BMBF - Bundesministerium für Bildung und Forschung 01ZX1611A: e:Med II - SPs 3: Central Resource II: Transcriptomics platform. 01/2017-12/2018.
SP3 provides human post-mortem brain material from deceased alcoholics, iPSC lines from humanised
mouse models and humans, and transcriptomic profiles of these biological materials to the consortium.
In the first two years we have (i) enlarged our human brain bank through effective national and
international collaborations, (ii) established the routine generation of iPSC lines from mouse and
humans (almost 20 m/hiPSC lines have been generated), (iii) analyzed opioid and dopamine system
adaptations at both transcriptional and protein levels in post-mortem brains from alcoholics and alcohol
addicted rats (SP5) and developed a new molecular model of a hyper-dopaminergic state that drives
alcohol craving (Hirth et al., 2015), and finally (iv) established with a collaborator from NIAAA, Bethesda
USA, a database of brain miRNA profiles from the prefrontal cortices of abstinent alcohol dependent
rats.
Schloss P. DFG - Deutsche Forschungsgemeinschaft SFB 636: TP A02: Stem cell-derived neurons: a model to study the impact of neurotrophins. 01/2012-12/2015.
Serotonergic neurotransmission modulates plastic changes involved in learning and memory formation as well as emotional behavior and hence, imbalances in serotonergic neurotransmission are thought to be involved in the etiology of many mental disorders. Among other findings, reduced activity of serotonergic neurotransmission has been postulated to play a role in the pathogenesis of depression. Antidepressant pharmacotherapy with selective serotonin re-uptake inhibitors (SSRIs) results in elevated extracellular
serotonin levels which in turn induce long-term neuroadaptive processes mediated by neurotrophic and neuroprotective factors many of which are glia-derived. In the current models of antidepressant action many different endpoints of SSRI-induced elevated
extracellular serotonin are discussed. Among others this involves neurogenesis, gliogenesis,
synaptogenesis and axonal sprouting due to the release of neurogenic, neurotrophic and neuroprotective factors many of which are glia-derived. Some of these factors such as cholesterol, thrombospondins, estradiol, and S100B also play an important role in proper neuronal function. In the recent years also
glia-derived polyunsaturated omega-3 fatty acids have been reported to play an important role in mental disorders and learning mechanisms (McNamara and Carlson, 2006; He et al., 2009; Kan et al., 2007). Most
knowledge on the effects of the above mentioned substances on brain plasticity has been obtained so far in animal experiments or in primary neuronal cultures with a focus on glutamatergic neurotransmission. Our hypothesis is that neurotrophins and glia-derived factors released upon SSRI treatment not only impact on glutamatergic and GABAergic neurons but also on serotonergic neurotransmission. We will examine the
effect of these substances on the morphology and function of serotonergic neurons in vitro and translate the respective to the serotonergic system and its impact on brain plasticity in vivo.
Schloss P. DFG - Deutsche Forschungsgemeinschaft SCHL 353/13-1: Serotonylierung neuronaler Proteine durch Transglutminasen - ein Mechanismus neuronaler Plastizität. 01/2013-12/2015.
Serotonin (5-hydroxytryptamine, 5-HT) was first discovered in the blood serum as a vasoconstrictor substance. Here, 5-HT is also covalently incorporated into distinct proteins involved in thrombus formation. This process is mediated by transglutaminases and has been termed “serotonylation”. In the central nervous system (CNS) 5-HT plays important roles in both embryonic development as a mediator of neurogenesis and in the mature brain as a neurotransmitter. Disturbances in the 5-HT system have also been indicated in several psychiatric disorders, however, it is questionable whether this is only due to 5-HT acting as a classical neurotransmitter.

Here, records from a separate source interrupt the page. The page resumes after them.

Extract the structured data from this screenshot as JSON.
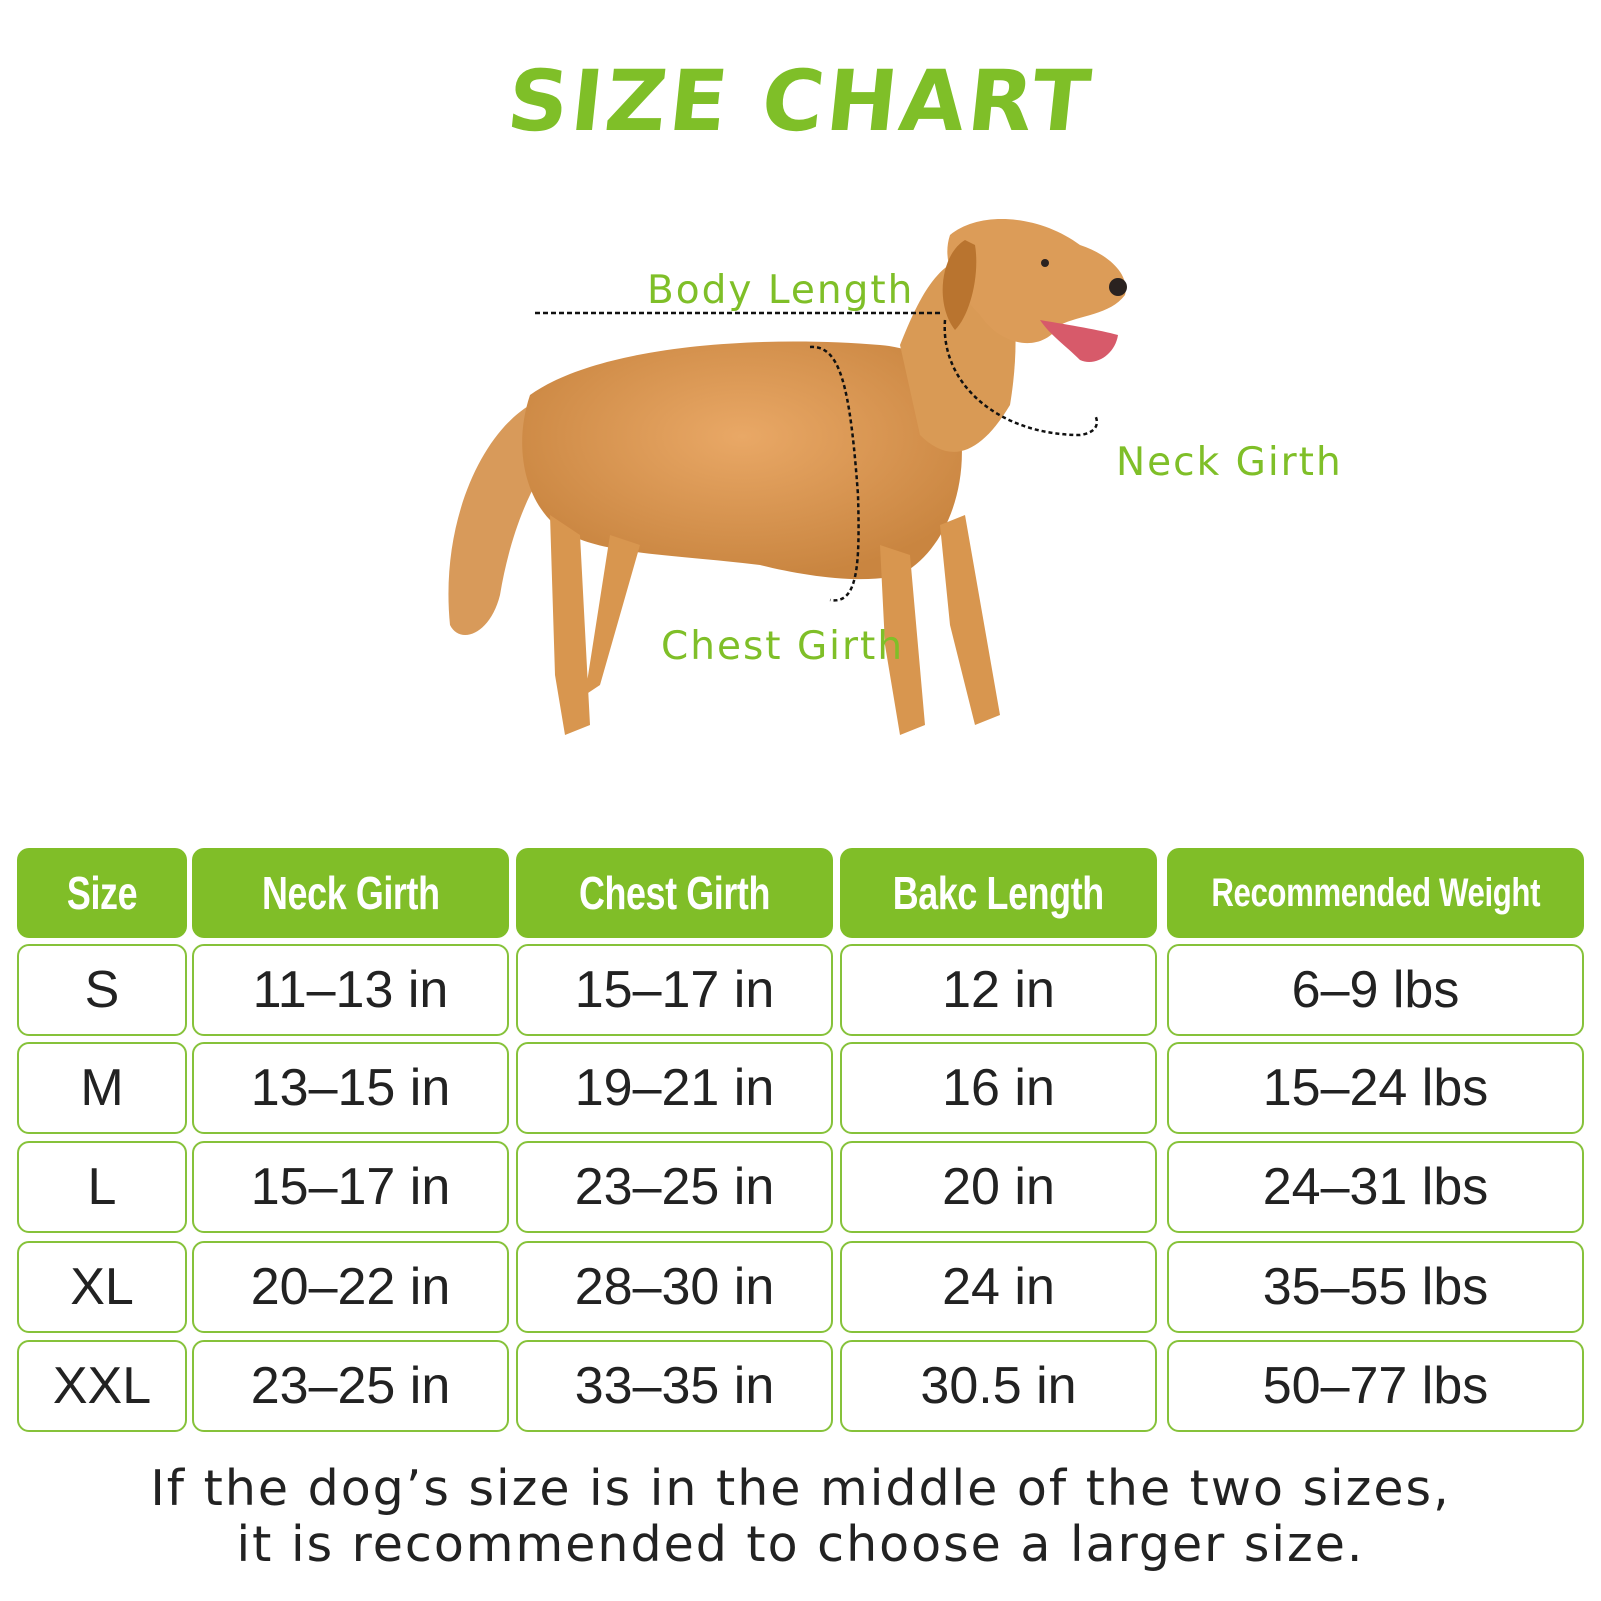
{
  "title": "SIZE CHART",
  "diagram": {
    "labels": {
      "body_length": "Body Length",
      "neck_girth": "Neck Girth",
      "chest_girth": "Chest Girth"
    }
  },
  "table": {
    "headers": [
      "Size",
      "Neck Girth",
      "Chest Girth",
      "Bakc Length",
      "Recommended Weight"
    ],
    "rows": [
      [
        "S",
        "11–13 in",
        "15–17 in",
        "12 in",
        "6–9 lbs"
      ],
      [
        "M",
        "13–15 in",
        "19–21 in",
        "16 in",
        "15–24 lbs"
      ],
      [
        "L",
        "15–17 in",
        "23–25 in",
        "20 in",
        "24–31 lbs"
      ],
      [
        "XL",
        "20–22 in",
        "28–30 in",
        "24 in",
        "35–55 lbs"
      ],
      [
        "XXL",
        "23–25 in",
        "33–35 in",
        "30.5 in",
        "50–77 lbs"
      ]
    ]
  },
  "footer": {
    "line1": "If the dog’s size is in the middle of the two sizes,",
    "line2": "it is recommended to choose a larger size."
  },
  "colors": {
    "accent": "#80be28",
    "text": "#222222"
  }
}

Taking lessons from the fate of 5-HT during thrombin formation in the blood it is conceivable that also in the CNS 5-HT can serve as a substrate for transglutaminases to form cross-linked matrices – a possibility which has not been investigated so far. The major goal of this proposal is to unravel new mechanisms how serotonin can interact with neural proteins to form multivalent cross-links and how such yet unknown processes may contribute to neuronal plasticity.